The Gwilym/James Hoffman video that Dan mentioned was a Video 11 from James' blog. The question posed to Gwilym (By Chris Deferio) was, "What is the ultimate goal of the professional barista?" Gwilym's initial answer was simple: "to give your customer a lovely coffee." Upon a bit of seeming reflection, he asked to restate it and said, "to keep the enthusiasm and the drive going is the key," presumably to the aforesaid goal of giving customers "lovely coffee." A good, if maybe frustratingly incomplete and slightly generic answer. It's a good springboard for a deeper discussion, though.

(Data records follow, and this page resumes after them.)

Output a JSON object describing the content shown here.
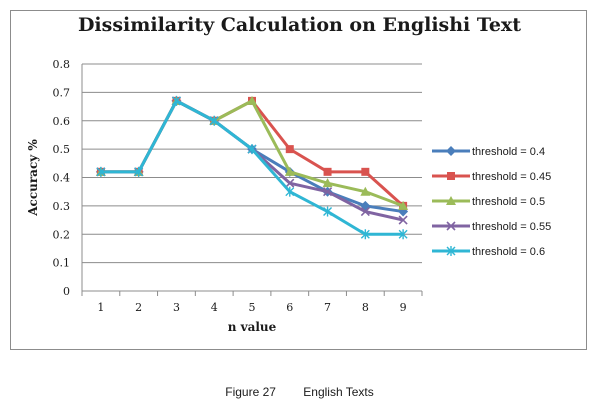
{
  "chart_data": {
    "type": "line",
    "title": "Dissimilarity Calculation on Englishi Text",
    "xlabel": "n value",
    "ylabel": "Accuracy %",
    "categories": [
      "1",
      "2",
      "3",
      "4",
      "5",
      "6",
      "7",
      "8",
      "9"
    ],
    "ylim": [
      0,
      0.8
    ],
    "yticks": [
      "0",
      "0.1",
      "0.2",
      "0.3",
      "0.4",
      "0.5",
      "0.6",
      "0.7",
      "0.8"
    ],
    "grid": true,
    "legend_position": "right",
    "series": [
      {
        "name": "threshold = 0.4",
        "color": "#4a7ebb",
        "marker": "diamond",
        "values": [
          0.42,
          0.42,
          0.67,
          0.6,
          0.5,
          0.42,
          0.35,
          0.3,
          0.28
        ]
      },
      {
        "name": "threshold = 0.45",
        "color": "#d9534f",
        "marker": "square",
        "values": [
          0.42,
          0.42,
          0.67,
          0.6,
          0.67,
          0.5,
          0.42,
          0.42,
          0.3
        ]
      },
      {
        "name": "threshold = 0.5",
        "color": "#9bbb59",
        "marker": "triangle",
        "values": [
          0.42,
          0.42,
          0.67,
          0.6,
          0.67,
          0.42,
          0.38,
          0.35,
          0.3
        ]
      },
      {
        "name": "threshold = 0.55",
        "color": "#8064a2",
        "marker": "x",
        "values": [
          0.42,
          0.42,
          0.67,
          0.6,
          0.5,
          0.38,
          0.35,
          0.28,
          0.25
        ]
      },
      {
        "name": "threshold = 0.6",
        "color": "#2fb6d4",
        "marker": "star",
        "values": [
          0.42,
          0.42,
          0.67,
          0.6,
          0.5,
          0.35,
          0.28,
          0.2,
          0.2
        ]
      }
    ]
  },
  "caption": {
    "figure_number": "Figure 27",
    "text": "English Texts"
  }
}
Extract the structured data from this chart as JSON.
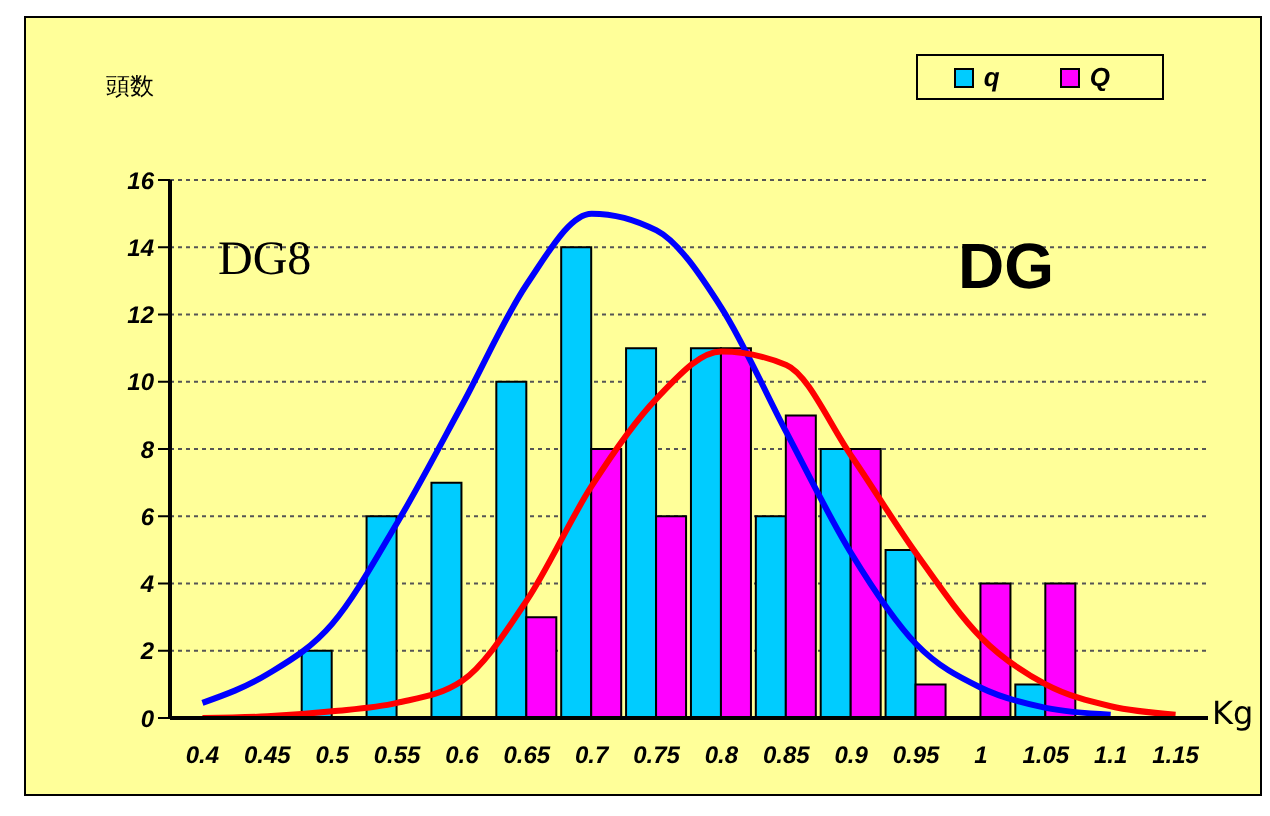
{
  "chart_data": {
    "type": "bar",
    "ylabel": "頭数",
    "xlabel": "Kg",
    "categories": [
      "0.4",
      "0.45",
      "0.5",
      "0.55",
      "0.6",
      "0.65",
      "0.7",
      "0.75",
      "0.8",
      "0.85",
      "0.9",
      "0.95",
      "1",
      "1.05",
      "1.1",
      "1.15"
    ],
    "series": [
      {
        "name": "q",
        "color": "#00ccff",
        "values": [
          0,
          0,
          2,
          6,
          7,
          10,
          14,
          11,
          11,
          6,
          8,
          5,
          0,
          1,
          0,
          0
        ]
      },
      {
        "name": "Q",
        "color": "#ff00ff",
        "values": [
          0,
          0,
          0,
          0,
          0,
          3,
          8,
          6,
          11,
          9,
          8,
          1,
          4,
          4,
          0,
          0
        ]
      },
      {
        "type": "line",
        "color": "#0000ff",
        "values": [
          0.45,
          1.3,
          2.8,
          5.8,
          9.3,
          12.9,
          15.0,
          14.5,
          12.2,
          8.5,
          4.9,
          2.2,
          0.9,
          0.3,
          0.1,
          null
        ]
      },
      {
        "type": "line",
        "color": "#ff0000",
        "values": [
          0,
          0.05,
          0.2,
          0.45,
          1.1,
          3.5,
          6.9,
          9.5,
          10.9,
          10.5,
          7.8,
          4.9,
          2.4,
          1.0,
          0.35,
          0.1
        ]
      }
    ],
    "ylim": [
      0,
      16
    ],
    "yticks": [
      0,
      2,
      4,
      6,
      8,
      10,
      12,
      14,
      16
    ],
    "grid": "y",
    "legend": "top right",
    "marker": "none",
    "line_style": "solid",
    "annotations": [
      "DG8",
      "DG"
    ]
  }
}
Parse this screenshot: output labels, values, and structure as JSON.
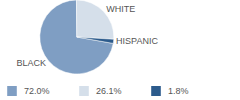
{
  "chart_data": {
    "type": "pie",
    "categories": [
      "BLACK",
      "WHITE",
      "HISPANIC"
    ],
    "values": [
      72.0,
      26.1,
      1.8
    ],
    "value_labels": [
      "72.0%",
      "26.1%",
      "1.8%"
    ],
    "colors": [
      "#7f9ec3",
      "#d5dfea",
      "#2c5b8c"
    ]
  }
}
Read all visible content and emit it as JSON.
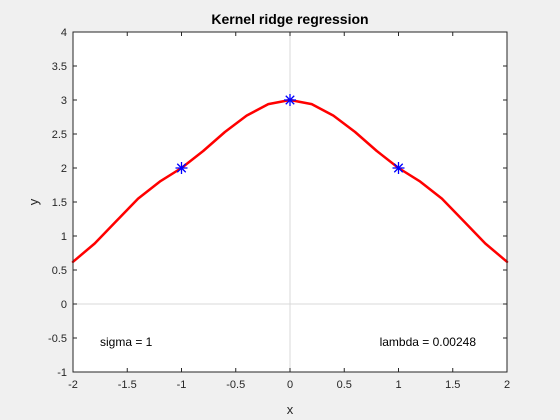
{
  "chart_data": {
    "type": "line",
    "title": "Kernel ridge regression",
    "xlabel": "x",
    "ylabel": "y",
    "xlim": [
      -2,
      2
    ],
    "ylim": [
      -1,
      4
    ],
    "x_ticks": [
      -2,
      -1.5,
      -1,
      -0.5,
      0,
      0.5,
      1,
      1.5,
      2
    ],
    "y_ticks": [
      -1,
      -0.5,
      0,
      0.5,
      1,
      1.5,
      2,
      2.5,
      3,
      3.5,
      4
    ],
    "grid": false,
    "zero_lines": true,
    "series": [
      {
        "style": "line",
        "color": "#ff0000",
        "x": [
          -2,
          -1.8,
          -1.6,
          -1.4,
          -1.2,
          -1,
          -0.8,
          -0.6,
          -0.4,
          -0.2,
          0,
          0.2,
          0.4,
          0.6,
          0.8,
          1,
          1.2,
          1.4,
          1.6,
          1.8,
          2
        ],
        "y": [
          0.62,
          0.89,
          1.22,
          1.55,
          1.8,
          2.0,
          2.25,
          2.53,
          2.77,
          2.94,
          3.0,
          2.94,
          2.77,
          2.53,
          2.25,
          2.0,
          1.8,
          1.55,
          1.22,
          0.89,
          0.62
        ]
      },
      {
        "style": "markers",
        "marker": "asterisk",
        "color": "#0000ff",
        "x": [
          -1,
          0,
          1
        ],
        "y": [
          2,
          3,
          2
        ]
      }
    ],
    "annotations": [
      {
        "text": "sigma = 1",
        "position": "bottom-left"
      },
      {
        "text": "lambda = 0.00248",
        "position": "bottom-right"
      }
    ]
  }
}
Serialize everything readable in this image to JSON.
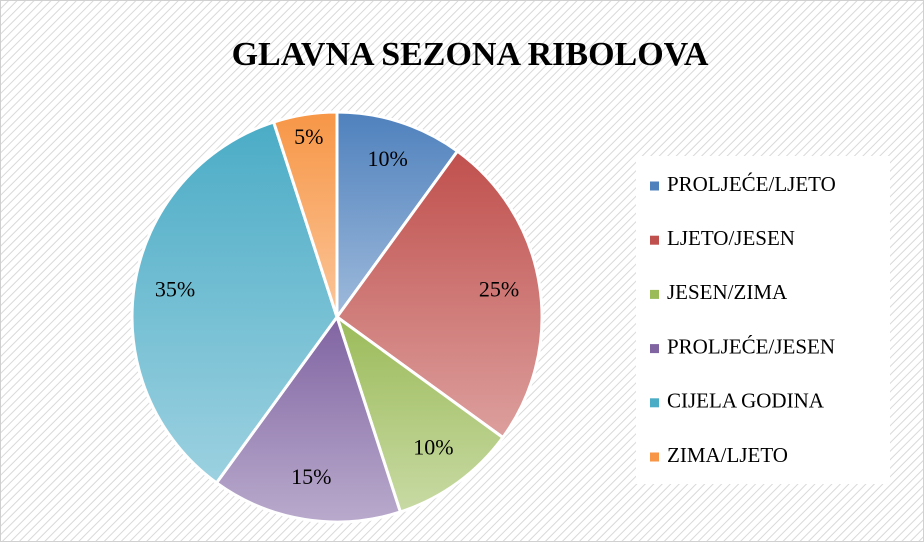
{
  "chart_data": {
    "type": "pie",
    "title": "GLAVNA SEZONA RIBOLOVA",
    "categories": [
      "PROLJEĆE/LJETO",
      "LJETO/JESEN",
      "JESEN/ZIMA",
      "PROLJEĆE/JESEN",
      "CIJELA GODINA",
      "ZIMA/LJETO"
    ],
    "values": [
      10,
      25,
      10,
      15,
      35,
      5
    ],
    "value_labels": [
      "10%",
      "25%",
      "10%",
      "15%",
      "35%",
      "5%"
    ],
    "colors": [
      "#4f81bd",
      "#c0504d",
      "#9bbb59",
      "#8064a2",
      "#4bacc6",
      "#f79646"
    ],
    "legend": "right"
  }
}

Earlier in James' video he touches on what you might call the "other half" of the professional barista's job, to educate the customers you're serving the lovely coffee to. Interestingly, education becomes a huge issue when we're talking about continuing innovation: I think innovation is stimulated when new people with new perspectives join our community. Also, as an educated market demands the better coffee they've learned about, manufacturers with the equipment and know-how to bring innovative products to market will be driven to get off their laurels and pay attention to a market that's suddenly worth some serious cash.

Conveniently, that brings me full circle: Are we in an doldrums full of noise and nothing new, as I've suggested? Or, does the influx of new people with old questions just another (less interesting to the veterans) important part of the process of specialty coffee getting better and better? Perhaps we really should put some thought into consolidating, organizing, and making more easily available the mass of knowledge we've obtained. Maybe it's as simple as getting on Wikipedia and using HB threads and guides as citations and external links.